A Blank Canvas

Any artist should, with no difficulty, be able to tell you about the moment a blank canvas is perched before them. It stands boldly, almost daringly, in front of them – empty; bare; colourless; withholding endless possibilities – completely within the care and control of the artist.

Each flick of the wrist and stoke of the brush (or alternate tool for those in mixed media) will impart new meaning and richer depth to the image that is yet to take form. But now, lies before them only a clear slate; a tide-washed shoreline; a colourless horizon; a blank canvas.

Before the artist begins with their purposefully chosen base colour, they must first stretch and prime the canvas to prepare it for the layers that will be painted thereafter. The stretching process can be a tedious one, but it is a task so important that failure to impart upon it, puts the entire artwork at risk of damage and ruin; for if the canvas does not go through this process, the paint placed upon it is likely to crack or flake off, thus spoiling the finished work. The process of stretching gives the canvas dimensional stability.

Then comes the priming. This, in turn, may seem like a relatively dull and pointless task – to paint white an already blank canvas – but, much like the stretching of the canvas, it holds great importance. Laying a firm foundation for the paint that is to be placed above the base in due time, the process of priming ensures that any dirt, grit, imperfection or blemish on the canvas is wiped away and covered so that the surface is both clean and smooth for the coming colours.

When these foundations have been carefully laid, the artist can now start with their base colour. Still slowly, slowly, they can now work on forming the image they had in mind when (or settling on after) first setting out the canvas before them.

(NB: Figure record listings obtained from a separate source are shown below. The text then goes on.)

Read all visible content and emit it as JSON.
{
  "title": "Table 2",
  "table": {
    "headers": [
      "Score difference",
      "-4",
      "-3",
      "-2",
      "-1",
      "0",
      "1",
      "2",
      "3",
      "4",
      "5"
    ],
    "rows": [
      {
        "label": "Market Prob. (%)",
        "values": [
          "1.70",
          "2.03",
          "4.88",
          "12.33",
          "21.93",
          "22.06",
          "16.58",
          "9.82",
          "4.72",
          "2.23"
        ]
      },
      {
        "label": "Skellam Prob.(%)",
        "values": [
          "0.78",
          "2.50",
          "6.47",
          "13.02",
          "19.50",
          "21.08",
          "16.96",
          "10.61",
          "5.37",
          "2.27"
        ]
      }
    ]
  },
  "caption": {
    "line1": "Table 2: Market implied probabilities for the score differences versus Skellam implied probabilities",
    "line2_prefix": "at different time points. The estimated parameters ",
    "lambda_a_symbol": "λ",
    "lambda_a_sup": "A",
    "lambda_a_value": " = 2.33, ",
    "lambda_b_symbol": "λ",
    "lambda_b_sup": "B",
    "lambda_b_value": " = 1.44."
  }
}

Even though the base has been set, there are still many layers to paint; many colours to mix; still shades and form and contours to bring forth from the void.

Yet, even then, there is much to be done. Only when the artist looks upon their work with a sense of accomplishment and fulfilment, do they etch in their signature and, lifting the brush up, say ‘it is done’.

I’ve often felt that my life is like a canvas on which God is painting an image. I have been stretched beyond comfort and washed clean repetitively by my Saviour’s merciful grace.

Through Jesus’ death and resurrection, we have been given new life. Much like a primed canvas, our past is erased and we become a ‘new creation’, able to bear the likeness and signature of our Creator, retain His light and colours and boldly proclaim and radiate them to the world.

Matthew 5:14 (MSG) puts it a little like this:

“You’re here to be the light, bringing out the God-colours in the world.”

How beautiful is that image? Through Jesus, we are the light in a dark work, here to bring out not a rose-tinted view of life, but the God-colours – original, pure and true; bold and bright; something of a symphony exploding into an array of colour and light, like fireworks.

God has been masterfully moulding and shaping us into the people He has called us to be – a people, designed by Him and for Him, set apart, bearing His image and fingerprints for all the world to see.

A scary thing about a blank canvas, though, is not knowing what to paint on it and not wanting to ruin the clear crisp whiteness of an untouched, unspoiled piece. Fortunately, when it comes to God as The Artist, we can rest assured that He doesn’t make mistakes.

Let me repeat: God doesn’t make mistakes. Period. Done. No exceptions.

Psalm 139:14 says that we are “fearfully and wonderfully made” and that God’s “works are wonderful”. His works include you and I.

Psalm 139:16 goes on to say that

“All the days ordained for me were written in your book before one of them came to be.”

That means those hardships, that abuse, those hidden addictions that you just can’t seem to break, that heart ache, the depression, those mistakes – all of it – happened for a reason and is part of a bigger plan; a bigger picture.

Sure, many may be learning curves or faults of our own, while others remain unforeseeable and unexplainable tragedies of loss and destruction and chaos, even despair; but it all holds purpose – sometimes just to strengthen our faith and force us to cling to Jesus despite what makes sense or what the world tells us is logical.

We forget that in the greatest pieces of art the world has ever seen, there is as much, if not more, darkness than light. It may be around the edges, or to highlight a contour or to show how bright the light is, but it is undoubtedly there. In the same way, the darkness in our lives is only the undertone of the light – the ashes before beauty; the dark before the dawn. Our Creator is still painting; the fullness of our pictures – the finished work – is not yet painted. But He isn’t done yet.

When Jesus hung upon the cross, in the darkest (and yet the most victorious) moment in history, having taken all sin upon Himself and about to give up His final breath, He said, “it is finished.” (John 19:30)

Our Creator isn’t yet done with painting our lives out as we live them (in many ways, we are still blank canvases waiting for our Creator to paint the next stroke), but how glorious to know that the best work in His final piece for us is finished!